Water-driven dynamic dual-network structure enables hydroplastic polymers with ultrahigh strength and tunable performance

Abstract

Hydroplastic polymers have attracted much attention due to their good combination of hydroformability and environmental sustainability. However, the instability of the network structure of hydroplastic polymers constructed from a single non-covalent physical interaction makes it challenging to achieve satisfactory mechanical properties and hydroforming simultaneously. Herein, a cellulose hydroplastic polymer (Cel-hydroplastic) was proposed that is fabricated by constructing a dynamic dual cross-linking network (boronic ester and hydrogen bonds) between cellulose nanofibers (CNF) and synthetic copolymer containing a catechol structure (PHD).
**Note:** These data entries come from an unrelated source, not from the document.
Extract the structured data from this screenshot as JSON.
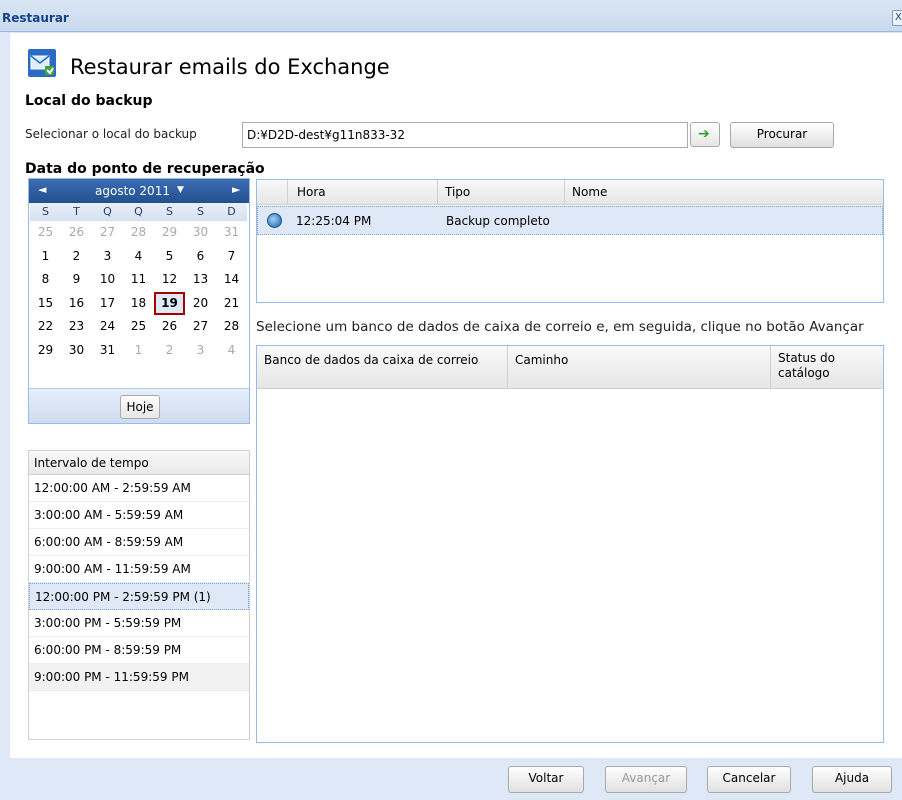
{
  "window": {
    "title": "Restaurar",
    "close_glyph": "X"
  },
  "header": {
    "title": "Restaurar emails do Exchange",
    "icon": "exchange-restore-icon"
  },
  "backup_location": {
    "section_title": "Local do backup",
    "label": "Selecionar o local do backup",
    "path_value": "D:¥D2D-dest¥g11n833-32",
    "go_glyph": "➔",
    "browse_label": "Procurar"
  },
  "recovery_point": {
    "section_title": "Data do ponto de recuperação"
  },
  "calendar": {
    "month_label": "agosto 2011",
    "prev_glyph": "◄",
    "next_glyph": "►",
    "dropdown_glyph": "▼",
    "day_headers": [
      "S",
      "T",
      "Q",
      "Q",
      "S",
      "S",
      "D"
    ],
    "weeks": [
      [
        "25",
        "26",
        "27",
        "28",
        "29",
        "30",
        "31"
      ],
      [
        "1",
        "2",
        "3",
        "4",
        "5",
        "6",
        "7"
      ],
      [
        "8",
        "9",
        "10",
        "11",
        "12",
        "13",
        "14"
      ],
      [
        "15",
        "16",
        "17",
        "18",
        "19",
        "20",
        "21"
      ],
      [
        "22",
        "23",
        "24",
        "25",
        "26",
        "27",
        "28"
      ],
      [
        "29",
        "30",
        "31",
        "1",
        "2",
        "3",
        "4"
      ]
    ],
    "selected_day": "19",
    "today_label": "Hoje"
  },
  "time_ranges": {
    "header": "Intervalo de tempo",
    "items": [
      "12:00:00 AM - 2:59:59 AM",
      "3:00:00 AM - 5:59:59 AM",
      "6:00:00 AM - 8:59:59 AM",
      "9:00:00 AM - 11:59:59 AM",
      "12:00:00 PM - 2:59:59 PM (1)",
      "3:00:00 PM - 5:59:59 PM",
      "6:00:00 PM - 8:59:59 PM",
      "9:00:00 PM - 11:59:59 PM"
    ]
  },
  "recovery_points_grid": {
    "columns": [
      "Hora",
      "Tipo",
      "Nome"
    ],
    "rows": [
      {
        "icon": "backup-point-icon",
        "hora": "12:25:04 PM",
        "tipo": "Backup completo",
        "nome": ""
      }
    ]
  },
  "instruction": "Selecione um banco de dados de caixa de correio e, em seguida, clique no botão Avançar",
  "mailbox_grid": {
    "columns": [
      "Banco de dados da caixa de correio",
      "Caminho",
      "Status do catálogo"
    ],
    "rows": []
  },
  "footer": {
    "back_label": "Voltar",
    "next_label": "Avançar",
    "cancel_label": "Cancelar",
    "help_label": "Ajuda"
  },
  "colors": {
    "title_text": "#15428b",
    "calendar_header": "#23508f",
    "selection": "#dfe8f6",
    "selected_day_border": "#a30000",
    "go_arrow": "#2e9e2e"
  }
}
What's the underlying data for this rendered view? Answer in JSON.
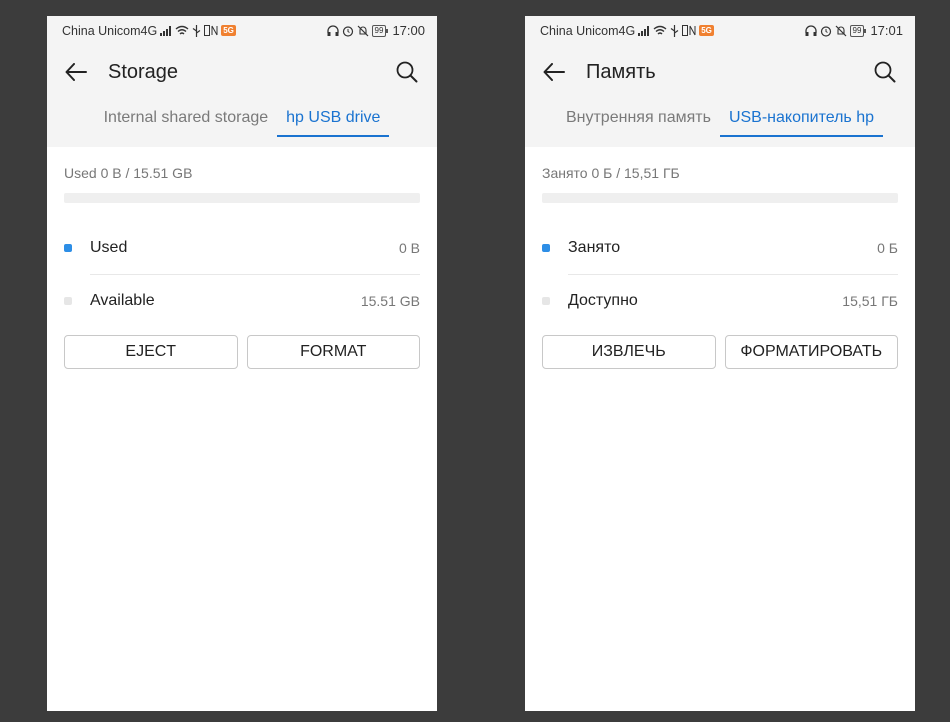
{
  "colors": {
    "accent": "#1a73d0",
    "used_dot": "#2d8ee6",
    "available_dot": "#e6e6e6",
    "background": "#3c3c3c"
  },
  "phones": [
    {
      "status": {
        "carrier": "China Unicom4G",
        "net": "4G",
        "battery": "99",
        "time": "17:00"
      },
      "appbar": {
        "title": "Storage",
        "back_icon": "arrow-back-icon",
        "search_icon": "search-icon"
      },
      "tabs": [
        {
          "label": "Internal shared storage",
          "active": false
        },
        {
          "label": "hp USB drive",
          "active": true
        }
      ],
      "summary": "Used 0 B / 15.51 GB",
      "used_fraction": 0,
      "rows": [
        {
          "label": "Used",
          "value": "0 B"
        },
        {
          "label": "Available",
          "value": "15.51 GB"
        }
      ],
      "buttons": {
        "eject": "EJECT",
        "format": "FORMAT"
      }
    },
    {
      "status": {
        "carrier": "China Unicom4G",
        "net": "4G",
        "battery": "99",
        "time": "17:01"
      },
      "appbar": {
        "title": "Память",
        "back_icon": "arrow-back-icon",
        "search_icon": "search-icon"
      },
      "tabs": [
        {
          "label": "Внутренняя память",
          "active": false
        },
        {
          "label": "USB-накопитель hp",
          "active": true
        }
      ],
      "summary": "Занято 0 Б / 15,51 ГБ",
      "used_fraction": 0,
      "rows": [
        {
          "label": "Занято",
          "value": "0 Б"
        },
        {
          "label": "Доступно",
          "value": "15,51 ГБ"
        }
      ],
      "buttons": {
        "eject": "ИЗВЛЕЧЬ",
        "format": "ФОРМАТИРОВАТЬ"
      }
    }
  ]
}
Notably, CNF promotes water-driven reorganization of the dynamic dual network, which allows Cel-hydroplastic to switch arbitrarily between 2D and 3D shapes. Meanwhile, introducing CNF enables Cel-hydroplastic with high mechanical strength (tensile strength: 128.30 MPa dry; 44.50 MPa at relative humidity 90 %). Furthermore, Cel-hydroplastic can be easily recycled and efficiently biodegraded in natural environments. Overall, these outstanding properties position Cel-hydroplastic as a promising candidate for the next generation of environmentally friendly materials.